East Fork one of Nevada’s five heart-safe communities
The sunset of the Jacks Valley Volunteer Fire Department contributed to the purchase of one of five new automated external defibrillators.
Jacks Valley volunteers were looking for a way to close out their accounts and provide a legacy for the department.
The value of having an available defibrillator was punctuated when a former member of the department, who works as a supervisor in Douglas County Dispatch, suffered a heart attack.
East Fork Deputy Chief Dave Fogerson said the 40-year-old man experienced chest pain, but didn’t want to go to the doctor.
“His wife talked him into stopping by an East Fork Fire station,” Forgerson said. “While there, he was placed on a cardiac monitor where the firefighter-paramedics saw changes to his heart’s electrical activity indicating a heart attack was occurring. He was immediately transported to the cardiac cath lab for treatment. He left the hospital a few days later after undergoing bypass surgery because his issue was too great for treatment in the cath lab. He is back on the dispatch floor today because of the technology, professional expertise of our firefighter/paramedics, doctors, nurses and a loving wife who made him seek help.”
Fogerson said the new devices cost $40,000 each, and allows a medic to see the heart through a dozen different views, monitor oxygen and carbon monoxide levels in the blood and exhaled air, takes blood pressures and also provides electrical energy for the paramedic to alter the heart’s activity.
“Our current cache is aging in technology years: they are over 10 years old,” Fogerson said. “Every paramedic unit at East Fork maintains one of these units, including our paramedic engine companies.”
A group, led by Firefighter-Paramedic Derek Jackson, evaluated three different cardiac monitors before selecting the Zoll cardiac monitor.
Due to the district’s participation in purchasing with several regional agencies, the cost was reduced from $40,000 to $28,000 each, reflecting a total savings of $60,000 for the five units.

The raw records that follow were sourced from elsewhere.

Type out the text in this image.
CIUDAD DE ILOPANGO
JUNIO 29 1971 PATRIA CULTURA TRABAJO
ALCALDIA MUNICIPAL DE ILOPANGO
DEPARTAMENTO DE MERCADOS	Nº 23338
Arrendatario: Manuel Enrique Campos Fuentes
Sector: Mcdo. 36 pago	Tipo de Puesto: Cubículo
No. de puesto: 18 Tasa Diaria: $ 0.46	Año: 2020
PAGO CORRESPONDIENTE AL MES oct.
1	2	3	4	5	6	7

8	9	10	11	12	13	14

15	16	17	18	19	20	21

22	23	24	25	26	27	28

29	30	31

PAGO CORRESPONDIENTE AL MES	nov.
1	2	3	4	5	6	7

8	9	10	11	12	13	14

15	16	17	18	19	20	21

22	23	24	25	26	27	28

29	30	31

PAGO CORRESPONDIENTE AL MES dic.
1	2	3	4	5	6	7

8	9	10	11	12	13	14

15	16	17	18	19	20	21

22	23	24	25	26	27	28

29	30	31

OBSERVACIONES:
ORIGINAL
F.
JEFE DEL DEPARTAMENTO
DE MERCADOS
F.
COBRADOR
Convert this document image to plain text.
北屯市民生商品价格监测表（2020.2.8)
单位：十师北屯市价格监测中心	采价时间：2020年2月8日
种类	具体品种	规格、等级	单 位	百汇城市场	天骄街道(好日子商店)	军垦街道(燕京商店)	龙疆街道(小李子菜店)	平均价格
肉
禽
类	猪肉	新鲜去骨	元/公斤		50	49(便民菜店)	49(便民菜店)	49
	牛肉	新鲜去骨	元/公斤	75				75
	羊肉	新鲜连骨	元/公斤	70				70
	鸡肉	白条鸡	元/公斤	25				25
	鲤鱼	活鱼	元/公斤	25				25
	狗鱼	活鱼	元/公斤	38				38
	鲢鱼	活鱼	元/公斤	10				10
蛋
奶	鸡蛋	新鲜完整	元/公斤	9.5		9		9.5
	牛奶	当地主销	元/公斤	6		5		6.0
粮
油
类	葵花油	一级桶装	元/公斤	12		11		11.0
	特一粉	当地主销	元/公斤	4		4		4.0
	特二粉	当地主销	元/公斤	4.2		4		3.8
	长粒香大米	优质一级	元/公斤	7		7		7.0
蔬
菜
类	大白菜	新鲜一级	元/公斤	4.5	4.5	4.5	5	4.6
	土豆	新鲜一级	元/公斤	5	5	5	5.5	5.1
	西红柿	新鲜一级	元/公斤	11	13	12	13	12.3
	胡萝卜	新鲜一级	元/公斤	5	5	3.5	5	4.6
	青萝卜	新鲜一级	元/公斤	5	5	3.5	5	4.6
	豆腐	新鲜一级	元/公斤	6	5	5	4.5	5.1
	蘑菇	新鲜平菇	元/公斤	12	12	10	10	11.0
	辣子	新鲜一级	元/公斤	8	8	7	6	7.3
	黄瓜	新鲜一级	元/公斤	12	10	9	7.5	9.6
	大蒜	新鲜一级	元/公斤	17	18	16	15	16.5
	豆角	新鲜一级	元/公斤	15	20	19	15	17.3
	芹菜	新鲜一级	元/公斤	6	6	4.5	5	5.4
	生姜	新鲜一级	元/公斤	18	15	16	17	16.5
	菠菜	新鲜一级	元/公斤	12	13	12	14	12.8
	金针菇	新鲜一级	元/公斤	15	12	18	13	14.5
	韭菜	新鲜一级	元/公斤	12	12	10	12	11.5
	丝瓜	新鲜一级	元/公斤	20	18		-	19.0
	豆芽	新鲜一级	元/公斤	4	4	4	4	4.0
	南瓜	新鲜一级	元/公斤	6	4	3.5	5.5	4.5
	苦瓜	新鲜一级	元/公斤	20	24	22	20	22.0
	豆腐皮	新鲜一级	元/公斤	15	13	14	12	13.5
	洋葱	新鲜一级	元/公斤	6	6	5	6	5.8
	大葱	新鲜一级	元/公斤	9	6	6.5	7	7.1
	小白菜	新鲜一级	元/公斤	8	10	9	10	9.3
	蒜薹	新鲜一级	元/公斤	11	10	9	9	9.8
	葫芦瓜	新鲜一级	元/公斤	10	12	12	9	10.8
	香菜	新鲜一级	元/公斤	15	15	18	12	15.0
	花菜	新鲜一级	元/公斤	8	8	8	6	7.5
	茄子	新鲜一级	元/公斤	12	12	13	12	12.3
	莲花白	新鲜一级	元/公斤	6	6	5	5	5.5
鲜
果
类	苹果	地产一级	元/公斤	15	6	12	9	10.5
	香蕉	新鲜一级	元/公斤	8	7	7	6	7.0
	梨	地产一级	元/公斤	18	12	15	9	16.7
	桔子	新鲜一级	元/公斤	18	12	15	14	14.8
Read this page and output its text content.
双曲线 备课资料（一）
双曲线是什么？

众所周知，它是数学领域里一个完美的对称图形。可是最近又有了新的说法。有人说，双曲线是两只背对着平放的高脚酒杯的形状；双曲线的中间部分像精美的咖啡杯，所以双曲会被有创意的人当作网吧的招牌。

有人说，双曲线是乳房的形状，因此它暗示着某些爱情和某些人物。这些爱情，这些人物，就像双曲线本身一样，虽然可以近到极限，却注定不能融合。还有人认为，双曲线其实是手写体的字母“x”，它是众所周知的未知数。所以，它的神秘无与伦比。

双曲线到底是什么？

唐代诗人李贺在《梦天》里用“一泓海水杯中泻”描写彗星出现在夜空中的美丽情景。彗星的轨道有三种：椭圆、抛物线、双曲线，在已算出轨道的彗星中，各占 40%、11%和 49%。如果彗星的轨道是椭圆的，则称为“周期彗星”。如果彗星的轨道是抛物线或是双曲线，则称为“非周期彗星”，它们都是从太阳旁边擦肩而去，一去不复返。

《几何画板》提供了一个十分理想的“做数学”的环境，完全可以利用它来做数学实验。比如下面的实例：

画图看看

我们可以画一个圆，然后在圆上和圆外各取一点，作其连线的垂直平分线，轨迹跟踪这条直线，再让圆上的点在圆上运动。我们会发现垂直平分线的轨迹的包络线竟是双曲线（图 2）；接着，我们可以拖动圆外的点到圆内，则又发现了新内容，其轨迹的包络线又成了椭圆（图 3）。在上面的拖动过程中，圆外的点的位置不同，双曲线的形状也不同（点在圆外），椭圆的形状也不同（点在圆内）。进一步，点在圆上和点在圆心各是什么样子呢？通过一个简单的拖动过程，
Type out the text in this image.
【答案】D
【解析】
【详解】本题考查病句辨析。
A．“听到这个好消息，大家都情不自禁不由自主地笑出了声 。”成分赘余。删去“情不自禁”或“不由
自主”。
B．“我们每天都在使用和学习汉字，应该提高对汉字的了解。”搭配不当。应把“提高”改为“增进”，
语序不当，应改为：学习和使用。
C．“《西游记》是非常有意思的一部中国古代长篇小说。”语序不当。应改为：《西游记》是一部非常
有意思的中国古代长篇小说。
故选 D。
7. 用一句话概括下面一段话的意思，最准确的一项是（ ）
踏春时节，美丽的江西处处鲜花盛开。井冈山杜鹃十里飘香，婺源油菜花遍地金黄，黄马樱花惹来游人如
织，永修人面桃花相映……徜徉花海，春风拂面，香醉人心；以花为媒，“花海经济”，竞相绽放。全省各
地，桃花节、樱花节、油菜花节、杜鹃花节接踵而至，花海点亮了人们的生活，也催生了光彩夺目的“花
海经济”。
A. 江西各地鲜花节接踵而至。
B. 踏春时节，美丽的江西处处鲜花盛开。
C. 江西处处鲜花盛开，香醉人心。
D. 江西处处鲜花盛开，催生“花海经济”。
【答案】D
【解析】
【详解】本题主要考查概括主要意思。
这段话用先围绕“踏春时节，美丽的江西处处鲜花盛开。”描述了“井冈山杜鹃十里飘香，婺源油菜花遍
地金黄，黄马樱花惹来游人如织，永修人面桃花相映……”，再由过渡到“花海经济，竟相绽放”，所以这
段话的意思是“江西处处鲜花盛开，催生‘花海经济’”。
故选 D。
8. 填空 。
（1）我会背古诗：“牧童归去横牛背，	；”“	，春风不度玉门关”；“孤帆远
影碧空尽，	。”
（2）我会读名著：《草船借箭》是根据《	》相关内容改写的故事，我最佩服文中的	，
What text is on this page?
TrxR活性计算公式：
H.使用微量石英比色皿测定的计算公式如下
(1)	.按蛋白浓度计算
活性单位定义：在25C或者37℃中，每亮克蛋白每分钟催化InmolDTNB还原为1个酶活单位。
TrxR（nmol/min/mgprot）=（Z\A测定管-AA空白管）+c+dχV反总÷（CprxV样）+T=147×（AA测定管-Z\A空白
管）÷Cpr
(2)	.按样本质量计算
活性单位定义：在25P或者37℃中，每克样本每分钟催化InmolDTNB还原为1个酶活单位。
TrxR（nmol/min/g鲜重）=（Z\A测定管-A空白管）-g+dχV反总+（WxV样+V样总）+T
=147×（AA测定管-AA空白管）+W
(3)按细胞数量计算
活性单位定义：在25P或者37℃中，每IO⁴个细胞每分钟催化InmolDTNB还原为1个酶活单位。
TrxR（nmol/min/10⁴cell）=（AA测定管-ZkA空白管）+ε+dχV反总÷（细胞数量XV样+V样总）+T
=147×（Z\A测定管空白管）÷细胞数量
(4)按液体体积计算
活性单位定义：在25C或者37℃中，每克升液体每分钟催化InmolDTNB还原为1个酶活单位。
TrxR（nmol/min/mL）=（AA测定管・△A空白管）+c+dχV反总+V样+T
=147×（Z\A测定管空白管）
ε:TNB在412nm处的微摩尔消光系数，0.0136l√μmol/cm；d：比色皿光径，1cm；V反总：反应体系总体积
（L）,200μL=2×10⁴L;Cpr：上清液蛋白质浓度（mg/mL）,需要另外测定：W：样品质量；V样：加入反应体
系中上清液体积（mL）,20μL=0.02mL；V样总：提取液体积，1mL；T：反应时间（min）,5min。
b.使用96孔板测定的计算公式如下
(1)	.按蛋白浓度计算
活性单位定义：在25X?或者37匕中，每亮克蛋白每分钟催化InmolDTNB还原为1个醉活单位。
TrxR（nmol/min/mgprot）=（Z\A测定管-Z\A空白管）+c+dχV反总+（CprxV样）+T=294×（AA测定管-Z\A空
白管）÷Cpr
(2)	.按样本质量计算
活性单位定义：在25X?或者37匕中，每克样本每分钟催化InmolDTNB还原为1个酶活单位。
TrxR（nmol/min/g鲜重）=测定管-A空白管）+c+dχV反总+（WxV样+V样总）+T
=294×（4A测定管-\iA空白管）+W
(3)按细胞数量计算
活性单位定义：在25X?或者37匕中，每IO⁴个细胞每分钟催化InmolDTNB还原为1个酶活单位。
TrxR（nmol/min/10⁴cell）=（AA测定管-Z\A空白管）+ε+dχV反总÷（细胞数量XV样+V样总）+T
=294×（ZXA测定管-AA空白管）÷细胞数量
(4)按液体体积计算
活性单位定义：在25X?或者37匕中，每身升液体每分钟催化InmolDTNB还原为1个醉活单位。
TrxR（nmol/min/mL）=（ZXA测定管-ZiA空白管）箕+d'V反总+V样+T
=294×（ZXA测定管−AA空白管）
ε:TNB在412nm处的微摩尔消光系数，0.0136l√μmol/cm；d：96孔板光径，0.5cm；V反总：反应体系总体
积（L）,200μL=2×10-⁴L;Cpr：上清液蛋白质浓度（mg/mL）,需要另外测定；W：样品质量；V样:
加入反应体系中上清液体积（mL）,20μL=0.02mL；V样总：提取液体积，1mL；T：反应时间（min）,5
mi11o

“Even at the reduced cost, replacement is difficult for the fire district after seeing annual reductions in revenue due to the impacts of the Affordable Care Act,” Fogerson said. “The district was extremely fortunate to receive community donations to purchase two of them. Carson City Health and Human Services was able to purchase one on a federal public preparedness grant. The second donated unit was funded by the former Jacks Valley Volunteer Fire Department.”
East Fork was able to purchase the three additional units with both budgeted funds and with additional unanticipated revenue.
“We would like to thank the former members of the Jacks Valley Volunteer Fire Department, Carson City Health and Human Services and the Board of Fire Commissioners for the donation of funds and approval of additional funds respectively, for the purchase of the five new cardiac monitors,” Fogerson said.
Douglas 911 provides hands-only CPR instructions and a list of defibrillators to send someone for one if its close to the scene.
Douglas County Sheriff’s deputies respond to all cardiac arrest calls to assist with CPR and a defibrillator if they arrive first.
“We partner with a cardiac cath lab to bring patients directly to the cath lab for immediate repair when indicated thus saving precious time,” Fogerson said.